I'm back from our first trip in the new outback. It's a great trailer!









We had a few battery issues but with all this great advice it will be the last time for that!









For now on, I'm pulling the batteries and using the charger before the trip and purchasing a generator.

By the way - my 2006 21Rs came with two batteries.

Thanks again. This site is a great resource!


----------



## Oregon_Camper (Sep 13, 2004)

Husker92 said:


> I'm back from our first trip in the new outback. It's a great trailer!
> 
> 
> 
> ...


I'm sure it came with two 12v batteries. If you do a lot of dry camping then you should really look into replacing the two 12v batteries with two 6v batteries. 12v batteries are for car (burst of power to start car) 6v batteries are built for long, consistant power (golf carts use 6v batteries)

When you add the two 6v's together you'll have 12v's. You should read this link listed below...it's is a great site for people that needed info on batteries.

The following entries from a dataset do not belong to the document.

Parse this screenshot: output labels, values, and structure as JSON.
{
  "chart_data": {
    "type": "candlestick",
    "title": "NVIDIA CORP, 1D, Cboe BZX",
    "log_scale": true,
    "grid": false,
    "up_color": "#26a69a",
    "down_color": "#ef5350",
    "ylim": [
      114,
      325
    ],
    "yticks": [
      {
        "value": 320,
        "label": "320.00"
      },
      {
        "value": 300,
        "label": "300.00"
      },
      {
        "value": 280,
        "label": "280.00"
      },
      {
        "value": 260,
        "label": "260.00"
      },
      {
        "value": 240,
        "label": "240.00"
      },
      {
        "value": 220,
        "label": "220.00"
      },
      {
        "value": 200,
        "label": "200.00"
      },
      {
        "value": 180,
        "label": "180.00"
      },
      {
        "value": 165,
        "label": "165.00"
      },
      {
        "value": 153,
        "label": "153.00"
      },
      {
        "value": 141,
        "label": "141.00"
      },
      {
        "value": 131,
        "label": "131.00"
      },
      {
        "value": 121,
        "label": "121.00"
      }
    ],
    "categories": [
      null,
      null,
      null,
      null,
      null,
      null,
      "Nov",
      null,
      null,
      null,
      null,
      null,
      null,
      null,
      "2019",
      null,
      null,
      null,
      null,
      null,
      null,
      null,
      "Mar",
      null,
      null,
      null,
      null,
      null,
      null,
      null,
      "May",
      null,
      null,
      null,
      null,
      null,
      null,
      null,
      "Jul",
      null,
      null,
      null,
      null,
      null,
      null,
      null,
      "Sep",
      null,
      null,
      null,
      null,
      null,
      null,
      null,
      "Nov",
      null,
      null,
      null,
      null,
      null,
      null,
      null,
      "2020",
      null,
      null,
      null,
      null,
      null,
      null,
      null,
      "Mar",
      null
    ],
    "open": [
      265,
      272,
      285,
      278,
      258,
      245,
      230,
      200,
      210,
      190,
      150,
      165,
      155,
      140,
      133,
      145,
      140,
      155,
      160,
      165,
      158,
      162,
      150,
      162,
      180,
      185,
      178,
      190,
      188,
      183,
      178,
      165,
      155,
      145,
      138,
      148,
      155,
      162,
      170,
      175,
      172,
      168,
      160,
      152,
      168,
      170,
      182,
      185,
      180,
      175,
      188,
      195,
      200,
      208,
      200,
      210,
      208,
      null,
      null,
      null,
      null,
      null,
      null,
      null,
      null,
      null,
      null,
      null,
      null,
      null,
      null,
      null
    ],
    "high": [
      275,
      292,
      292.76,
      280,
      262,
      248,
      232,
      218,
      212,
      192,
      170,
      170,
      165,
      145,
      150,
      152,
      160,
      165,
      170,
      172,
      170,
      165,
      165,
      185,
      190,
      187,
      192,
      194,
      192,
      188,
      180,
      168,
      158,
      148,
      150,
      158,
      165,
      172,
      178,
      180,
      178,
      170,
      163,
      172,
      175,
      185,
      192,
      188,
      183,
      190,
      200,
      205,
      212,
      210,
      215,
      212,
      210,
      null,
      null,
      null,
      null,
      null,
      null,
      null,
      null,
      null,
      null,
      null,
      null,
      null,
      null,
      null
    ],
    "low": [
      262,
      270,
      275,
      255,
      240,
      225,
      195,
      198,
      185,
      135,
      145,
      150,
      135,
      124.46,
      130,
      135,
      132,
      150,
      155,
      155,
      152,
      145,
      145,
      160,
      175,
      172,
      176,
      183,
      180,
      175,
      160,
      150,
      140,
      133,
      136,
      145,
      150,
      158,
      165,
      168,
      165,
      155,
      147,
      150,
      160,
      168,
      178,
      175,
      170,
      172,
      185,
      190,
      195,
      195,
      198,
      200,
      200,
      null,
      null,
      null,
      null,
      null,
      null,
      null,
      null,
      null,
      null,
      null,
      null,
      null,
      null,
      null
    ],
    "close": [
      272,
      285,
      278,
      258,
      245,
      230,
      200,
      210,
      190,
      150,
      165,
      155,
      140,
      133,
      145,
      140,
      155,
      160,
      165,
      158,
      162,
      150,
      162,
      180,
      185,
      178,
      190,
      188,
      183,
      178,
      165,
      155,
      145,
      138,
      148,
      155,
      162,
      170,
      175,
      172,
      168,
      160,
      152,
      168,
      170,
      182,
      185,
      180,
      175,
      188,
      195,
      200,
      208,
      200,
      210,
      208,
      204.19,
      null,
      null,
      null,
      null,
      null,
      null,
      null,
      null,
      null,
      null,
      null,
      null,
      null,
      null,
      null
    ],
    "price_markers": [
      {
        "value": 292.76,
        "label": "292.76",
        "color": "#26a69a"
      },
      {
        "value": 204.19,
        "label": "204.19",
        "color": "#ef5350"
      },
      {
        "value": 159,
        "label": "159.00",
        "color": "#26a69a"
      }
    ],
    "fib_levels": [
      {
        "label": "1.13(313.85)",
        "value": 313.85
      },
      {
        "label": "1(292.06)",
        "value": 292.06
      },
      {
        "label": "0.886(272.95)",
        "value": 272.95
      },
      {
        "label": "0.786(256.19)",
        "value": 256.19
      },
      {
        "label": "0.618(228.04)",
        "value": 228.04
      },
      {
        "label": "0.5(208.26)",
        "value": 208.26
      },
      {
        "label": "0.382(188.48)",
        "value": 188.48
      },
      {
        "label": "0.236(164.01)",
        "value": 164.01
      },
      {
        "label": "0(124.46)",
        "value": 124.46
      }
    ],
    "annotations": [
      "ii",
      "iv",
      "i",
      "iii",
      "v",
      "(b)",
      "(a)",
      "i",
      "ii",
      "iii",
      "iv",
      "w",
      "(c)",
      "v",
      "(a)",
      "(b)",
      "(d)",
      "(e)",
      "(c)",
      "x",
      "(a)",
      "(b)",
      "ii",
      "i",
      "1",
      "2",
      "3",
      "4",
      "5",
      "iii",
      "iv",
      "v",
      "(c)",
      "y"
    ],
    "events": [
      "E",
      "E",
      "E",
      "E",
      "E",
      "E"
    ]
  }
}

http://www.ccis.com/home/mnemeth/12volt/12volt.htm


----------



## Thor (Apr 7, 2004)

Also check the site on batteries. I was thinking of upgrading and their is agruements to both 6v vs 12v. Check it out. I am making a check list and once everything is compare including $$$ we will see if 6v wins over 12v.

Thor


----------



## LateralG (Feb 11, 2006)

Thor said:


> Also check the site on batteries. I was thinking of upgrading and their is agruements to both 6v vs 12v. Check it out. I am making a check list and once everything is compare including $$$ we will see if 6v wins over 12v.
> 
> Thor
> [snapback]87905[/snapback]​


Yep. Since there are deep cycle 12V batteries, it seems to boil down to cost and availablilty. Each has its advantages, with neither having a huge advantage. My preference is for 12V deep cycle because of cost, availability, conventional height, and redundancy ... if one fails, I still have power.


----------